The trouble is that general models got too good in the meantime. Long context, native tool use, structured output, instruction-following — most of the gaps that pushed people toward fine-tuning were closed by 2026. Prompting plus retrieval (RAG) now covers a far wider surface than before. So the once-heated “RAG or fine-tuning” debate is mostly noise now.

The practical sequence has gotten clear, too. Prompt → RAG → fine-tune → distill. Try from the top, drop a level only when the one above fails. Even the highest-ROI fine-tuning is a thin LoRA adapter on a strong base model, not a model rebuilt from scratch. One line sums it up: put volatile knowledge in retrieval, put only stable behavior in fine-tuning. That’s how far the value of specializing weights has fallen.

So the moat moved one layer up

Then what are Harvey and Sierra winning with? Not the model. The things stacked on top of it.

Sierra hit $100M ARR in seven quarters, and Harvey handles legal documents across 59 countries. Their value comes from three layers — domain data, the tools wired to that data, and the workflow. Sierra and Harvey may run Claude or GPT underneath, but the industry datasets, deep integrations, and codified standard operating procedures layered on top took tens of thousands of hours to build. The model is an API anyone can call; the surroundings aren’t.

That’s why vertical AI is eating vertical SaaS. The places a general chatbot can’t go aren’t blocked because the model is dumb; they’re blocked because it doesn’t know that industry’s exception handling, regulations, and data connections. None of that is something a model provider can ship as a feature.

The “data moat” myth

Still, one more caution. “Pile up proprietary data and that’s the moat” is itself close to a myth. One critique notes that Harvey and several other vertical AI players haven’t yet proven a defensible data moat. Hoarding data isn’t enough.

Real defensibility comes not from the volume of data but from whether that data is embedded in a workflow. Do you know the customer’s flow, pains, and needs deeply; is it integrated into five of the product’s workflows; does a feedback loop run where every use makes the next result better? Do you have a 12-month data advantage? Only when you can answer those does a moat exist. Data is just the raw material; the moat is how you weave it into the work.

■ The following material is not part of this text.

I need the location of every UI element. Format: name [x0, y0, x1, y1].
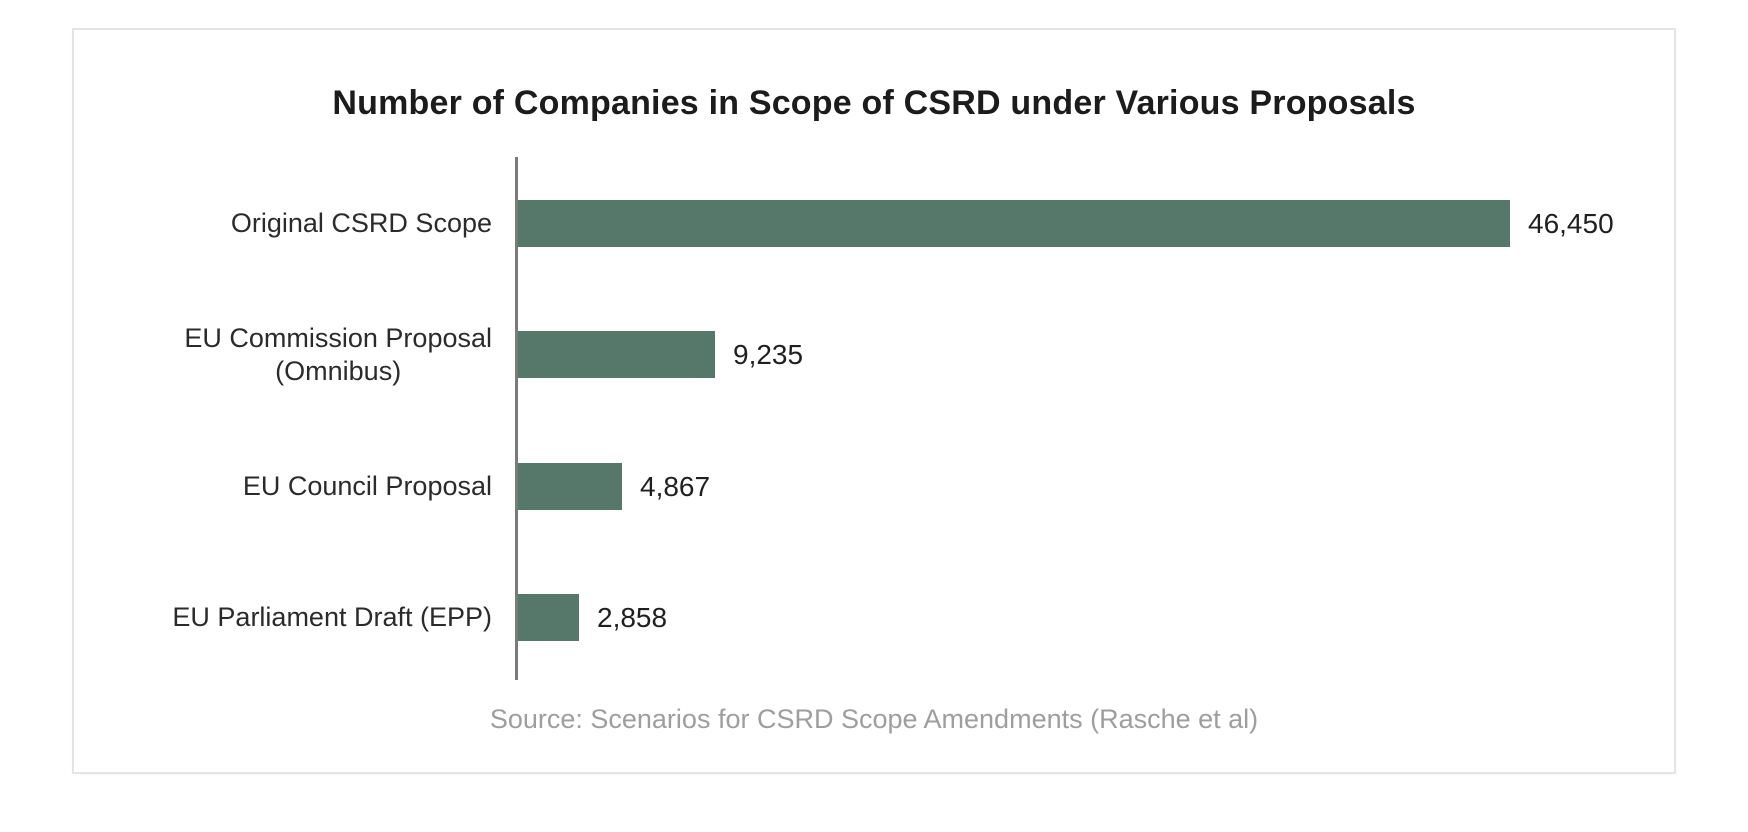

So where is the center of gravity for “domain-specific”?

Put it together and “domain specialization wins” holds — with the caveat that the center of gravity of specialization moved from model weights to everything around them. Which knowledge goes in retrieval and which behavior in fine-tuning, how domain data gets embedded into which workflow, who verifies the result and how. Differentiation now comes from this design.

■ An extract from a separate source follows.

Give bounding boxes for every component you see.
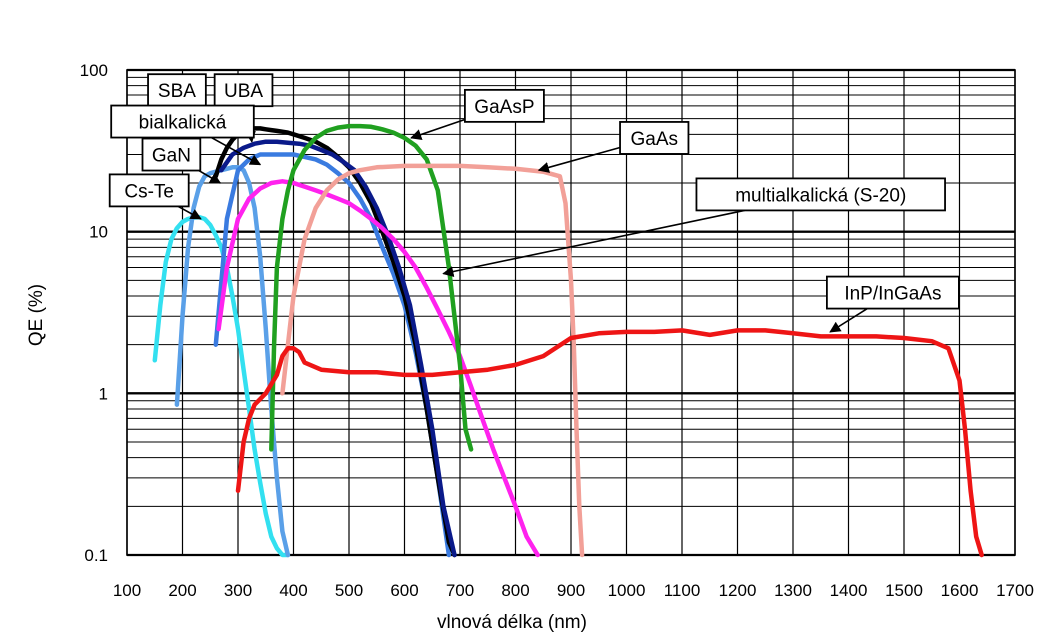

It doesn’t mean small specialized models beating giant generalists have vanished. When you must enforce an output format consistently across thousands of edge cases, or need behavior constraints prompting can’t guarantee, fine-tuning is still valid. It’s just become one part of the whole picture, no longer the place that decides the match on its own.

People and models, the same spot

This picture pairs exactly with what I wrote before in “In AI Coding, What Gained Value Is Domain Expertise.” There it was the human side — once coding stopped being the barrier, what separated success wasn’t coding skill but the domain expertise to know the problem. Here it’s the model side — once model capability became common, what decides the match isn’t model weights but domain data and workflow.

The same thing happens on both sides. What becomes common (coding skill, model capability) isn’t the moat; what doesn’t (a person who knows the domain, data embedded in the domain) is. The more general capability levels up, the more value accrues to whoever knows one area deeply. The race over who builds the better model had, somewhere along the way, turned into a race over who knows the domain better.